Having a guest read for you at the ceremony is a time-honored tradition. It's a beautiful way to include someone special in your family. I have seen some absolutely stellar readings from grandparents, aunts and uncles, best friends, and brothers and sisters. I've also needed to quickly and smoothly cover up when a reader isn't present. To help avoid this faux pas, make sure you ask your reader early, so they have a lot of time to prepare themselves. Choose someone who you know is comfortable in front of a crowd! When you do ask, go with someone you know you can rely on to take the responsibility to heart. Readers should have the material no less than three weeks ahead of time. Encourage them to rehearse in front of a mirror, and more than once, to help prevent bursting into tears at such an emotional moment. Ask your officiant to have a copy of the reading on hand, just in case, and give the officiant the name of the reader. If at all possible, designate a person to check on your readers, making sure they are present, ready to go, and know where to stand.

#4: Bugs. Seriously, bugs.
Outdoor weddings mean insects are all around you. If you are in a watery or woodsy area, mosquitoes, chiggers, and ticks are liable to be unintended guests. In a garden, there may be a lot of bees or dragonflies. Ask your venue how they control for insects. If possible, have your ceremony at times insects are less active (sunset weddings are lovely, but buggy). If you have a wedding website, gently remind guests to use bug spray. For a prettier and more natural prevention, incorporate plants and flowers that discourage bugs, such as lavender, lemonbalm, lemongrass, citronella, chamomile, larkspur, and chrysanthemums.

Larkspur and Chamomile bouquet?  Yes, Please!

#3: Have the Rings and the License Ready
Misplacing the rings happens often enough that I usually ask my couples where they are the moment I get to the ceremony. You'd be amazed how often the rings are forgotten in someone's bag! We've borrowed rings from guests and even used pieces of grass to cover for missing rings during the ceremony. While it makes for a funny story, it may not be the story you wanted from your big day. Your best man should have the rings on his person; if you don't have one, designate a person to take on the duty. A maid of honor or mother can track the license and make sure it's on hand for signing.

#2: The Weather is Crazy!
Too hot or too cold means miserable guests – not to mention you sweating or shivering in your gown. When you choose a date, think about common weather patterns in your area and how comfortable you and your guests need to be. The beautiful days of summer are gorgeous, but you and everyone else will sweat. Autumn skies and leaves make for stunning photographs, but not if you are desperately wishing for your pashmina.
Naturally, this doesn't mean you have to hide indoors on your big day! Consider fans as programs or favors; opt for a shady location instead of direct sun; know when the heat will be at its worst, and plan around it. Have bottled water available at the ceremony!

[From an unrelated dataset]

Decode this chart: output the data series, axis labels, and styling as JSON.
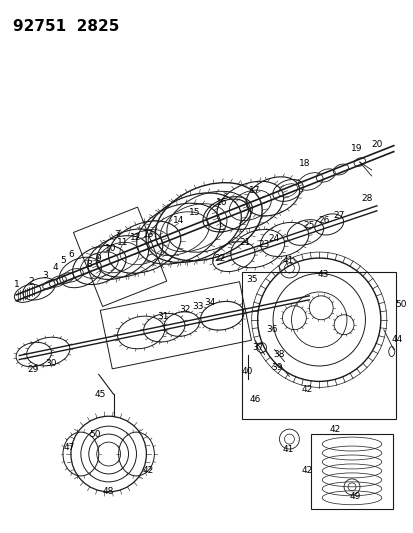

If it's cooler out, have throws or pashminas available for guests to use.

Even more than temperature are the two troublemakers Wind and Water. Rain on your day can be worked around simply by having a back-up location indoors. Wind is another matter. If you are getting married in spring or autumn, when wind tends to kick up, be prepared! Anchor your arch firmly. Have support for any standing flower arrangements or decorations. Dispense with the candles – they're going to blow out. Consider sewing some seed pearls into the edge of your veil to give it a bit more weight, preventing it from blowing into anyone's face.

#1 Wedding Fail: The Runner
Oh, the runner. Three words of advice: don't do it! The runner looks lovely in photographs, but I have yet to see one go as planned. They are awkward during the ceremony. They don't unroll, or they're crooked and twisted. They blow out of the way. They wrinkle. They rip. They trip you up. Spread flower petals instead, you'll be safer and happier! Or go completely without something underfoot. After all, all eyes will be on you, not what you're walking on.